Suppose $f:\mathbb{R}\to\mathbb{R}$ is a continuous function and satisfies the "reverse-Lipschitz" criterion. That is, for all $x,y\in\mathbb{R}$ and some $k> 0$, we have \begin{equation*} \lvert f(x)-f(y) \rvert \geq k \lvert x-y \rvert \end{equation*} How do we go about showing that such a function is a surjection?

Breaking $\mathbb{R}$ into postive and negative values has provided me with inequalities \begin{equation} kx-\lvert f(0) \rvert \leq \lvert f(x) \rvert \text{ if $x \geq 0$} \end{equation} \begin{equation} -kx-\lvert f(0) \rvert \leq \lvert f(x) \rvert \text{ if $x \leq 0$} \end{equation} Which both show $\lvert f(x) \rvert$ is unbounded, and if I could show in general that one set of values has no upper bound and the other no lower bound, then I could finish instantly by applying the Intermediate Value Theorem I believe.

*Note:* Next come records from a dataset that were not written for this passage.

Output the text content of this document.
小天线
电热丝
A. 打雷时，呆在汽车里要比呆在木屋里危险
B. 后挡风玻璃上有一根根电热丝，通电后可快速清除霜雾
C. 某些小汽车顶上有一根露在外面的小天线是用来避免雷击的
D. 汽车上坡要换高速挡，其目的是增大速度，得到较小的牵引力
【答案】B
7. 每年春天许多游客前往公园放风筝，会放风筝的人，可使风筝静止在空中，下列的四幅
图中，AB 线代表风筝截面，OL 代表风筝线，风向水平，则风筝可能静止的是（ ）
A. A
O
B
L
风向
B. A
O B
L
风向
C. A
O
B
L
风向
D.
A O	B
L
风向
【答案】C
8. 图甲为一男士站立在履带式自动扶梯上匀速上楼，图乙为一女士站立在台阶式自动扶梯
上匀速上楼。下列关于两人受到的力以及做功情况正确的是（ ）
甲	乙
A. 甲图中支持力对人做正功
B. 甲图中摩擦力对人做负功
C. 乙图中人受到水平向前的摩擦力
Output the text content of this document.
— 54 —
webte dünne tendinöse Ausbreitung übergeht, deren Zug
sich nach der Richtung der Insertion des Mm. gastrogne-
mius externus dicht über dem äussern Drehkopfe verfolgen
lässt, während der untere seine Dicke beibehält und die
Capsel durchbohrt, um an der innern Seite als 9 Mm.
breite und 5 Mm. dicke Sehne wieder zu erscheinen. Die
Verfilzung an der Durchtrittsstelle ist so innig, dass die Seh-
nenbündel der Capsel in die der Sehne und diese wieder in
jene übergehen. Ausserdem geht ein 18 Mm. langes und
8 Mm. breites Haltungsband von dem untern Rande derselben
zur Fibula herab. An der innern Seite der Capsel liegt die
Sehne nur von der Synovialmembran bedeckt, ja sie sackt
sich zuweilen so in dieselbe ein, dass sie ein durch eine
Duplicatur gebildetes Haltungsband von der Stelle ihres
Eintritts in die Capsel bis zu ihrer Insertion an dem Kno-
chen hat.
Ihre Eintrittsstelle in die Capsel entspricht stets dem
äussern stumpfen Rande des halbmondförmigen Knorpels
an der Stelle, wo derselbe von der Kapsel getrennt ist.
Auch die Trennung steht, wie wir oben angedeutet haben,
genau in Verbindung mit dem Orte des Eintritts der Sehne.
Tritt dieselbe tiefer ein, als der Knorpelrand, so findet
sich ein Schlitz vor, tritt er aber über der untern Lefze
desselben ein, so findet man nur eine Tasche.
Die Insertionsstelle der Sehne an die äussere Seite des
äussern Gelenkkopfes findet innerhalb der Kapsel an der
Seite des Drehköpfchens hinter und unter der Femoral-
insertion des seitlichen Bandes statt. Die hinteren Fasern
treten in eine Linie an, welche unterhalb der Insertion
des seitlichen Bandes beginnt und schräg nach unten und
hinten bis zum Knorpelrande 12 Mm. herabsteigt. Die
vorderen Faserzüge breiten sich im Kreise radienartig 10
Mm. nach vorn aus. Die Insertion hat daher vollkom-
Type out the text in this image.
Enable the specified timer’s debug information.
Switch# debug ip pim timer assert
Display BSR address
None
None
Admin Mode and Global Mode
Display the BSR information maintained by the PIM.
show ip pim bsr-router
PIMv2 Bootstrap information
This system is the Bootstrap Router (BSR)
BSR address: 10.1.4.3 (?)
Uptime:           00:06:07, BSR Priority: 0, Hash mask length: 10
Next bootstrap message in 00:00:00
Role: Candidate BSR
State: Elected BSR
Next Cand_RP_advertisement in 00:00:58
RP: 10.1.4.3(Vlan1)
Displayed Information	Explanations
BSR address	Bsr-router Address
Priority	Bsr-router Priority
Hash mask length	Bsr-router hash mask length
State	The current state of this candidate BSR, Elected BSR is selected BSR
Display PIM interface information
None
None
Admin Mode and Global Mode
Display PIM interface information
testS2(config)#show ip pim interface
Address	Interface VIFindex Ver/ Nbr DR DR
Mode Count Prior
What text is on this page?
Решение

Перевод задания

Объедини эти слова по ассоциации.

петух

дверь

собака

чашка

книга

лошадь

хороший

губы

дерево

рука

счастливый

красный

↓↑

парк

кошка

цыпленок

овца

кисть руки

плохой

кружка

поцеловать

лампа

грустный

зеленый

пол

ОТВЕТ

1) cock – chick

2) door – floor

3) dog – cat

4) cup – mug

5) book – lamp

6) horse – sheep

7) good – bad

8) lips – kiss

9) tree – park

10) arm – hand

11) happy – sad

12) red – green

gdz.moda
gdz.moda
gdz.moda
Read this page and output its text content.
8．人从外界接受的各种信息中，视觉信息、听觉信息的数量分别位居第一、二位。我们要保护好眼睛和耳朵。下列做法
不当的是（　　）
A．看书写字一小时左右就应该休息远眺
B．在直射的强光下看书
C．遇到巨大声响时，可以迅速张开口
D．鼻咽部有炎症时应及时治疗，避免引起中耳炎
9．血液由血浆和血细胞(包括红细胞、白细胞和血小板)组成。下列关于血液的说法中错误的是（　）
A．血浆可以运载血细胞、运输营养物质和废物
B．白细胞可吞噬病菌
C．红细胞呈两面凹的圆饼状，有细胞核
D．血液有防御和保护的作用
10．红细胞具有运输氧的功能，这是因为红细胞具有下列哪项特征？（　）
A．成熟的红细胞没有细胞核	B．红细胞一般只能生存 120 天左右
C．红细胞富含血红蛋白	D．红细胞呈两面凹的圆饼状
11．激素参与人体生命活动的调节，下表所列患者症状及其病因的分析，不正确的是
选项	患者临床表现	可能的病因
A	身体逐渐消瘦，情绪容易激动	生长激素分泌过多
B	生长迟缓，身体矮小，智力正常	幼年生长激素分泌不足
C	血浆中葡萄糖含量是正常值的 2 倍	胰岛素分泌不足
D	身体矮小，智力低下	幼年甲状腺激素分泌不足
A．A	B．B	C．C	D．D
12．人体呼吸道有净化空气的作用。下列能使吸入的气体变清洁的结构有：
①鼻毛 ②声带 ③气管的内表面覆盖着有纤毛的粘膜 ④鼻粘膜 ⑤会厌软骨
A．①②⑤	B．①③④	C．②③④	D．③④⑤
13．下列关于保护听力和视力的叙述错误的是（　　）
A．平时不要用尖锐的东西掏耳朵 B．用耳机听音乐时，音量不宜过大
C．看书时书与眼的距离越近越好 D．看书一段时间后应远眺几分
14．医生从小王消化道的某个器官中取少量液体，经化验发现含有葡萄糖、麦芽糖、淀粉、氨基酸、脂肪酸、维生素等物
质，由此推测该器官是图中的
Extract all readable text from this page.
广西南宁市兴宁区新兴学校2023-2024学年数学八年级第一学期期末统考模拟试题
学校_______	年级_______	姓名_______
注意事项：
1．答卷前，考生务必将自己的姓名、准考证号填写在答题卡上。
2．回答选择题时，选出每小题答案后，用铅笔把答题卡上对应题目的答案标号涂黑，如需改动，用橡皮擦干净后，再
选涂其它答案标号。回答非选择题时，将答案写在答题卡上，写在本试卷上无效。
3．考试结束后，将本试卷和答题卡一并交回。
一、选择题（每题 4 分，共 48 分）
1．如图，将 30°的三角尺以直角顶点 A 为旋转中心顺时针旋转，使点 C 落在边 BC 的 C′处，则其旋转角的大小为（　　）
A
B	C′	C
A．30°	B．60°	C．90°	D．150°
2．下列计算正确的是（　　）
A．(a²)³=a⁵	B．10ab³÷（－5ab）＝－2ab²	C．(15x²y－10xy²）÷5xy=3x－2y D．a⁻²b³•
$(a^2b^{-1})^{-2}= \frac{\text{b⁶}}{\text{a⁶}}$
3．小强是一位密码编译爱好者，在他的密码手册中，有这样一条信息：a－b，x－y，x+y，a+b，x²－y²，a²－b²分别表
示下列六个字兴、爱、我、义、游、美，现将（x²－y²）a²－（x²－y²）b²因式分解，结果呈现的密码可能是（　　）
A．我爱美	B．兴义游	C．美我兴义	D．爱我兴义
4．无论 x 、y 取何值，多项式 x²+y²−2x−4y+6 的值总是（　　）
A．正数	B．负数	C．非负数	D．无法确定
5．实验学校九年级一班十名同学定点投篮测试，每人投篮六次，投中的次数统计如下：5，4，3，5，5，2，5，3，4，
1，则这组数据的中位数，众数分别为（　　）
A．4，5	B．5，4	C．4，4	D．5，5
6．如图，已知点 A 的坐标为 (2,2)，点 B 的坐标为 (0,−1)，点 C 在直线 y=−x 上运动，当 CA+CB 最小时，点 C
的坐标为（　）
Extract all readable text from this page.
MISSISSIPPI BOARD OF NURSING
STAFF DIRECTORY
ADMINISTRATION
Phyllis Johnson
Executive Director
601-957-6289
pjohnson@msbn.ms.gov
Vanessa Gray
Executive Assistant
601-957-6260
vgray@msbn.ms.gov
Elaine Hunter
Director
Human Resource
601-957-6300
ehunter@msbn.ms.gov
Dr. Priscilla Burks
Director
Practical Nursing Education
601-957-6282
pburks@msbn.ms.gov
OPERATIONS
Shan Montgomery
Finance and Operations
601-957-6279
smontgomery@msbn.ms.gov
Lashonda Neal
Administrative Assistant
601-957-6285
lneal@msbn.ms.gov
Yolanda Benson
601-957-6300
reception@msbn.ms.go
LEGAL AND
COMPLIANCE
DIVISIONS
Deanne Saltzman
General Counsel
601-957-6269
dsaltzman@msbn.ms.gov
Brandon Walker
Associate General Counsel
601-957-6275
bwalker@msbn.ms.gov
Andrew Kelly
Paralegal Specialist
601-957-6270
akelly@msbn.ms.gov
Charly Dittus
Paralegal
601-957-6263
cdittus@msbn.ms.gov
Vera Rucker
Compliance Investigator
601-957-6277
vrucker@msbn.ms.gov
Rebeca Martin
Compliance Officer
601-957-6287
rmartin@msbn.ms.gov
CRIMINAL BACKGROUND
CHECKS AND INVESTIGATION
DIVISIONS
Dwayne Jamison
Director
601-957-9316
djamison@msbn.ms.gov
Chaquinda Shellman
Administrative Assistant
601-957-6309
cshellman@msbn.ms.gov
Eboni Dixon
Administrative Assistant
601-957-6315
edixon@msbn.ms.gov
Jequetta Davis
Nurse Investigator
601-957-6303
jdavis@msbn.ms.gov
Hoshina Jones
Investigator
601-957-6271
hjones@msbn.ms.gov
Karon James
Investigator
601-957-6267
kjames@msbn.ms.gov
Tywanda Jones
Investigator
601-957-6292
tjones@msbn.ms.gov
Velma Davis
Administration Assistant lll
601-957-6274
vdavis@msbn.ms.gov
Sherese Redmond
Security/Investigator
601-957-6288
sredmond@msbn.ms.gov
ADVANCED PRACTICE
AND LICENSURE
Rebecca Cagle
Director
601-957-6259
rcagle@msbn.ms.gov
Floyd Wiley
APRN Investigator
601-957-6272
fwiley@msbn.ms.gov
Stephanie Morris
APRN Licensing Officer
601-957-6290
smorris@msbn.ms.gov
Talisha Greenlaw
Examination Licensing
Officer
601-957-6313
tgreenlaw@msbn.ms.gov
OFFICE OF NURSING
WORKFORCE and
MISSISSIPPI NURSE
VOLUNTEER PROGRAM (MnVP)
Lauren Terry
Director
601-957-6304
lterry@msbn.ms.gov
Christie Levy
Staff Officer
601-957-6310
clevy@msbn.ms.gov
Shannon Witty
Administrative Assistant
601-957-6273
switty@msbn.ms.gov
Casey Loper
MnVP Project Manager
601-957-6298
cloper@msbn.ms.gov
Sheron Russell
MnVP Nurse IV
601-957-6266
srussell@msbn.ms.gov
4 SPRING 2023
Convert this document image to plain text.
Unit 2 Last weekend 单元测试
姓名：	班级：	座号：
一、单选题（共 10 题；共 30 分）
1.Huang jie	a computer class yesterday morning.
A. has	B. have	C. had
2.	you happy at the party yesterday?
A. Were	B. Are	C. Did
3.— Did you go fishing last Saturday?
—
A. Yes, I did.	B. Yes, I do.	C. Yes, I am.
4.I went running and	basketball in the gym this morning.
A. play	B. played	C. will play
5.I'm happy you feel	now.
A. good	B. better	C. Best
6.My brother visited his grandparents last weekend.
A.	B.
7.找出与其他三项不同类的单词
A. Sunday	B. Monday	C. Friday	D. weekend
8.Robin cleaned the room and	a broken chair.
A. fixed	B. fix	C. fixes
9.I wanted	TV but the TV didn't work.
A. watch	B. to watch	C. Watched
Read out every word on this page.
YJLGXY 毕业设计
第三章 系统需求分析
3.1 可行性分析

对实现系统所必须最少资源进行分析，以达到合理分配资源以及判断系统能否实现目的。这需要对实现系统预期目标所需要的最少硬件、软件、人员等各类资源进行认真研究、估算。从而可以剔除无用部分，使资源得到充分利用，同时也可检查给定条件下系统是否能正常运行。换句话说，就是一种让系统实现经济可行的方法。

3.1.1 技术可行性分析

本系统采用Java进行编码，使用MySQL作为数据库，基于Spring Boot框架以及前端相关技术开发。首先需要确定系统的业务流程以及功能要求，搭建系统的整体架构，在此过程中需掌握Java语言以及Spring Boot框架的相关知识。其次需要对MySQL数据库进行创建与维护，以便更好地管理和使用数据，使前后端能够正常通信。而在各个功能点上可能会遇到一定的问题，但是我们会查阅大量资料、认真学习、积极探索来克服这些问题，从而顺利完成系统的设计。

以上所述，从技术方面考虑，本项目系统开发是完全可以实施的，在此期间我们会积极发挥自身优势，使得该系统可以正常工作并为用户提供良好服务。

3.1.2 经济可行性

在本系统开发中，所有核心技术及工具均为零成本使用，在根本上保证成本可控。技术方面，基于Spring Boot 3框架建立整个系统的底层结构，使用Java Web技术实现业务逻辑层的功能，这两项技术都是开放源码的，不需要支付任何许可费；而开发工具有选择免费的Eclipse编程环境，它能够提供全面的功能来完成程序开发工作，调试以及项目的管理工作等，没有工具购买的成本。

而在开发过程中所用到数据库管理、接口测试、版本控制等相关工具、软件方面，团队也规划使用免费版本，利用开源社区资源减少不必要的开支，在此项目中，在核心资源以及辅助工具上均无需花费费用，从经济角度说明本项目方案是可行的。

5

Alternatively, I've considered trying to show that the image of $f$ is both open and closed and thus must be all of $\mathbb{R}$ but have made as equally little progress there.

Answer 1

You are almost done. If $f$ is unbounded above for both the positive and negative $x,$ then (by the intermediate value theorem whereof you speak), for any $M> f(0), $ there exist an $x_1 < 0$ and an $x_2 > 0,$ such that $f(x_1) = f(x_2) = M,$ so $|f(x_1) - f(x_2)| = 0 < k|x_1 - x_2|.$

Answer 2

The function is strictly (WLOG) increasing; for if it weren't then we would have $f(x)-f(y)=0$ and $x-y$ nonzero (by intermediate value theorem). From this it is obvious the range is unbounded in both directions.